Les personnes et organisations impliquées dans l’E.P. ont des portes d’entrée diverses. Une classification grossière reviendrait à dire que les SCOPs d’éducation populaire cherchent surtout à développer l’esprit critique et proposent des outils de sensibilisation tels que la « conférence gesticulée », que les associations se revendiquant de l’E.P. et les écoles Freinet travaillent beaucoup sur la pédagogie active, les outils de débat et le jeu, que les syndicats étaient d’importants moteurs de transformations sociales et à l’éducation au rapport de force, que les lycées autogérés (comme le Lycée Autogéré de Paris, ou le Lycée expérimental de Saint-Nazaire) expérimentent l’autogestion et que les milieux libertaires et artistiques (tels que les squats mais pas seulement) permettent de mixer les âges, les nationalités, les parcours. Encore une fois, il n’existe pas une seule éducation populaire et chaque initiative ne regroupe pas tous les critères énoncés, mais toutes se reconnaissent dans la finalité et se complémentent.

Limite de l’E.P.

Les méthodes de l’éducation populaire sont tentantes : utilisation de jeux, d’outils de débat, diminution voire abolition de la hiérarchie, en apparences… Il est cependant tout à fait envisageable de reproduire ce cadre afin de servir des intérêts particuliers. En l’absence de professeur.e ou d’expert.e, les personnes « animatrices » ou « facilitatrices » peuvent certes s’effacer plus aisément en utilisant les méthodes d’E.P., mais elles peuvent aussi influencer un groupe de personne sans se montrer. Ceci ne serait rien d’autre que de la manipulation, contre-productive vis-à-vis de la finalité de l’E.P.

 

[1] L’éducation populaire s’est développée simultanément en différents lieux et par différents acteurs. Il ne s’agit là que d’une des versions de son histoire (qui occulte les mouvements religieux ou ouvriers) et elle est partielle.

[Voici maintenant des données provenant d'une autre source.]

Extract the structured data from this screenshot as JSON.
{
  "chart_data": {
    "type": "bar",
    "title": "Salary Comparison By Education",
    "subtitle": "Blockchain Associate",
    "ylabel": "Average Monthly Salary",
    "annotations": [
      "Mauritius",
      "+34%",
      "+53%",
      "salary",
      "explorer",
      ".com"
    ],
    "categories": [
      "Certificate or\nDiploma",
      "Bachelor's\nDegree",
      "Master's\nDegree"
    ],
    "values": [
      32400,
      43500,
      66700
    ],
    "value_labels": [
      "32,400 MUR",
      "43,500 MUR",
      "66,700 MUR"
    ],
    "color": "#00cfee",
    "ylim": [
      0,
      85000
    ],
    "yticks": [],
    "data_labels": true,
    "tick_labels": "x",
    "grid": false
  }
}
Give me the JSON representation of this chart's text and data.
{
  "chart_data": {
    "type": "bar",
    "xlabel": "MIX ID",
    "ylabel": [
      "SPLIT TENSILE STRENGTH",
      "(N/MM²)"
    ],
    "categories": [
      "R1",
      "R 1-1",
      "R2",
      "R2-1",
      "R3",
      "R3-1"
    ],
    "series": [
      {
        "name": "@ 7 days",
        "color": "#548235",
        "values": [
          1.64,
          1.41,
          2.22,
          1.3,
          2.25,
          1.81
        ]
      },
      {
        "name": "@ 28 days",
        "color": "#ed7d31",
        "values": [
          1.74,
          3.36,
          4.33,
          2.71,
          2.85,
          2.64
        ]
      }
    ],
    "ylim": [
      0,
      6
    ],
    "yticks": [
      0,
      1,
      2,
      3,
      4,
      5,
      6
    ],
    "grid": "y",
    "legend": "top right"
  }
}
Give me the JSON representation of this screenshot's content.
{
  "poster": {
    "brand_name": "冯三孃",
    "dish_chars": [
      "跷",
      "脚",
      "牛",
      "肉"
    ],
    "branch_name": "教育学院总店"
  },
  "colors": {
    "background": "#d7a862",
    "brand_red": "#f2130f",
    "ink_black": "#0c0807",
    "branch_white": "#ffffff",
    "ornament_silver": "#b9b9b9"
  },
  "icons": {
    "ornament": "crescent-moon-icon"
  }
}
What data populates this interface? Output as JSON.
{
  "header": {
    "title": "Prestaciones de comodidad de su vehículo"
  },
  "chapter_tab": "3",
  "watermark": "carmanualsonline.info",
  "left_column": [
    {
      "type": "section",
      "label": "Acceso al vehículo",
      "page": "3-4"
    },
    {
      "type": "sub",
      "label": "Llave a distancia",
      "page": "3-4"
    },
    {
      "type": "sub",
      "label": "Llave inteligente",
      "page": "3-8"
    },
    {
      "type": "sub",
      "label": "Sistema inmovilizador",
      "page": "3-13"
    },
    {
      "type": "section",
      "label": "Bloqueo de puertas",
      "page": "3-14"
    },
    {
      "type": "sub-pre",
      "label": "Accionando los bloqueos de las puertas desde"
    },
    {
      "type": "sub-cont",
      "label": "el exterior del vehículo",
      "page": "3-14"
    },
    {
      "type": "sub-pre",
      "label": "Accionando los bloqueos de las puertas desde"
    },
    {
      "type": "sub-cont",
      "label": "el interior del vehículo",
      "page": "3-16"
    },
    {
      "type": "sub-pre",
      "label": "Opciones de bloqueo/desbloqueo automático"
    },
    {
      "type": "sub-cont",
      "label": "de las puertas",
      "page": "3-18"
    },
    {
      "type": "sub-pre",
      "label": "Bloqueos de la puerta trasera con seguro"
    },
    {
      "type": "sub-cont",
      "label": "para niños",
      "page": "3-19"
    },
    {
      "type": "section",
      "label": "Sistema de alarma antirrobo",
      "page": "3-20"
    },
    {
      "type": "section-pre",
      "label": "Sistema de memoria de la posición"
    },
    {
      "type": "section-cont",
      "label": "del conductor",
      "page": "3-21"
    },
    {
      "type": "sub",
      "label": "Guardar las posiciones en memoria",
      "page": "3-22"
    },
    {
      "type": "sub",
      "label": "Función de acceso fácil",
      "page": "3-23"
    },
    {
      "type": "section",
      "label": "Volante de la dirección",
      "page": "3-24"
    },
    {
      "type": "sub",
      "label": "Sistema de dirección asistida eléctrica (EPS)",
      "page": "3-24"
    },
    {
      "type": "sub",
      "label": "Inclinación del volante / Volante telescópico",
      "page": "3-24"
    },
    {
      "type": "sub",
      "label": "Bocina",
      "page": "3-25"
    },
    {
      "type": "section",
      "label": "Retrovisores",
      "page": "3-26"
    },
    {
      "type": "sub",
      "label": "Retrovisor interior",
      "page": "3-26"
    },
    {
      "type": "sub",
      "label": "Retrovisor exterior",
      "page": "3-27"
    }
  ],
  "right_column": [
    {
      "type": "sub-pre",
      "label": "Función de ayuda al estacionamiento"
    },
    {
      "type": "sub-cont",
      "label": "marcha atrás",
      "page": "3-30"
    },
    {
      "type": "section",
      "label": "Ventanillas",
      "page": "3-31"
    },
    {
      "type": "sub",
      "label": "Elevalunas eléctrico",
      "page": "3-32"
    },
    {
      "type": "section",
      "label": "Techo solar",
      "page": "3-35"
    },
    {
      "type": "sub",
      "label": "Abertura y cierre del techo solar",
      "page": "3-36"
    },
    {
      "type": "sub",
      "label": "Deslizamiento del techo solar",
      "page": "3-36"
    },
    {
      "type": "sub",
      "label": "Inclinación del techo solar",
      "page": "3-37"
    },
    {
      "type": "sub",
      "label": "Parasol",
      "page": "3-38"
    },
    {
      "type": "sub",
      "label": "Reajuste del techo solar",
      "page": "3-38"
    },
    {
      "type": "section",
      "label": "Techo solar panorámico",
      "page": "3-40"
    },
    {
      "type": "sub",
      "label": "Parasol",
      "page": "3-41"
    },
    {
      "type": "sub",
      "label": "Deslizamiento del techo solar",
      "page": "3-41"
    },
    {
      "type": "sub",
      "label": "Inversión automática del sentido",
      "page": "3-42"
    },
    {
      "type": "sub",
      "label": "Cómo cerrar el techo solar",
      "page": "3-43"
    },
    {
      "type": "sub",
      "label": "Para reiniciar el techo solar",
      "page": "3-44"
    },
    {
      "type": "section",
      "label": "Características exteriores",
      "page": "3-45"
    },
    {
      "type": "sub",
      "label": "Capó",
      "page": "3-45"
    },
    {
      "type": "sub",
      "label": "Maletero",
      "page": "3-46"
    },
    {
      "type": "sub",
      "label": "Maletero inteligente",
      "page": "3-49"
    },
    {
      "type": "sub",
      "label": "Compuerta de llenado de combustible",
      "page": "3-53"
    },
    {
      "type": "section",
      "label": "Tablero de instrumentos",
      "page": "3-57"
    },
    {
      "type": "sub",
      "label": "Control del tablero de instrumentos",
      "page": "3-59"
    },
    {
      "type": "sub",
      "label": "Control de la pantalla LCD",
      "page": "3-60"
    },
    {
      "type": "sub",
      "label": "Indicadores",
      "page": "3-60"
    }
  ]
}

[2] Pour plus d’informations : Conférence gesticulée, Inculture(s) 1 de Franck Lepage sur Youtube.

[3] Augusto Boal, metteur en scène brésilien et inventeur du théâtre de l’opprimé disait « Être citoyen, ce n’est pas vivre en société, c’est la changer. »

[4] Par éducation conventionnelle, nous entendons principalement l’éducation nationale et parentale autoritaire classique.